Science writer Christian Jarrett immediately questioned the study in Wired:

So, there’s a new study out (pdf) that’s used brain scanning to investigate how reading a book changes your brain. It tripped my skeptic’s radar right away because our brains are changing all the time, and pretty much anything we do influences those changes. And we already knew the power of reading novels, didn’t we? You follow a story, meet characters, learn things. Nonetheless the media are all over this neuroscience study, hyping and misinterpreting the results. Among the most daft was “Reading a good book may make permanent changes to your brain” from the UPI news agency. That’s quite a leap given that the study only looked at brain changes up to five days after participants had finished reading a novel.

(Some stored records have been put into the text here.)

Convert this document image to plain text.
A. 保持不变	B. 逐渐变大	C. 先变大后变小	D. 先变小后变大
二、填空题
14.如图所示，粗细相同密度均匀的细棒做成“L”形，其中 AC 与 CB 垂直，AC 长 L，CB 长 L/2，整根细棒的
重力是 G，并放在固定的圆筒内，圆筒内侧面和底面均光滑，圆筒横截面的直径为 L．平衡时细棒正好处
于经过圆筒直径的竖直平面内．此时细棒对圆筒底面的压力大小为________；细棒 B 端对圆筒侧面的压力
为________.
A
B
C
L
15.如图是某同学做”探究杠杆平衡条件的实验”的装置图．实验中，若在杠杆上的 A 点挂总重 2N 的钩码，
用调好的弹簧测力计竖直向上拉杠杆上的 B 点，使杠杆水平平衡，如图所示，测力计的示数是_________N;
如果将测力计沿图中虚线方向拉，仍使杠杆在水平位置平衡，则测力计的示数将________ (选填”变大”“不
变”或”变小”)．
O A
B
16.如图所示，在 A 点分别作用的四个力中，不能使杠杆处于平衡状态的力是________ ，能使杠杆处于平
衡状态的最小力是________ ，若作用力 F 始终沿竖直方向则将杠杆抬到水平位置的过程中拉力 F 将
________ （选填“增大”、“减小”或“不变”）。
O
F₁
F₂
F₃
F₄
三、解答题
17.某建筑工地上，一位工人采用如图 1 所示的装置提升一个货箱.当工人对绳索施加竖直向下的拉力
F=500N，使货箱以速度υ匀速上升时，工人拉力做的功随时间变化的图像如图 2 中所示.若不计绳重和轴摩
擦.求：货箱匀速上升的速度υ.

Jarrett went on to explain that the study simply contained too many unknowns to be taken seriously as a scientific study:

It’s important to note that the researchers didn’t ask the participants to do any psychological tests after the book reading, so they don’t know the functional significance of these brain changes. Other issues to bear in mind: We don’t know what the participants were doing with their minds while they were in the scanner (more criticism of resting-state scans here); we don’t know what they were getting up to during the 19 days of the study when they weren’t at the lab or reading the book; it’s very hard to tell what influences on resting brain connectivity were due to reading per se and which were due to the quizzes conducted just before the scans. There’s also no information in the paper on the size of the connectivity changes. There’s no control group, so we don’t know if spending time in a bar with friends (or any other activity) each evening prior to the scan would have had a larger or different effect than reading a novel. We also don’t know much about the participants – whether they read regularly or if this was the first novel they’d read in years.

Fellow science writer Alex Snapp agreed with many of Jarrett’s criticism in Forbes:

This is a prime example of both how much we know about neuroscience and how little. We know that reading changes the brain, in part (per Gray) because everything changes the brain. But are there changes to the brain specific to reading a book? What kind of changes are they? How long do they last? What is their significance? These questions are a lot harder to answer. But along the way, we might learn some interesting things.

As Snapp points out, there is still much we don’t know about neuroscience. Studies like this one, though they raise interesting questions, serve to confuse and limit further understanding, especially when their conclusions reach beyond the results they provide.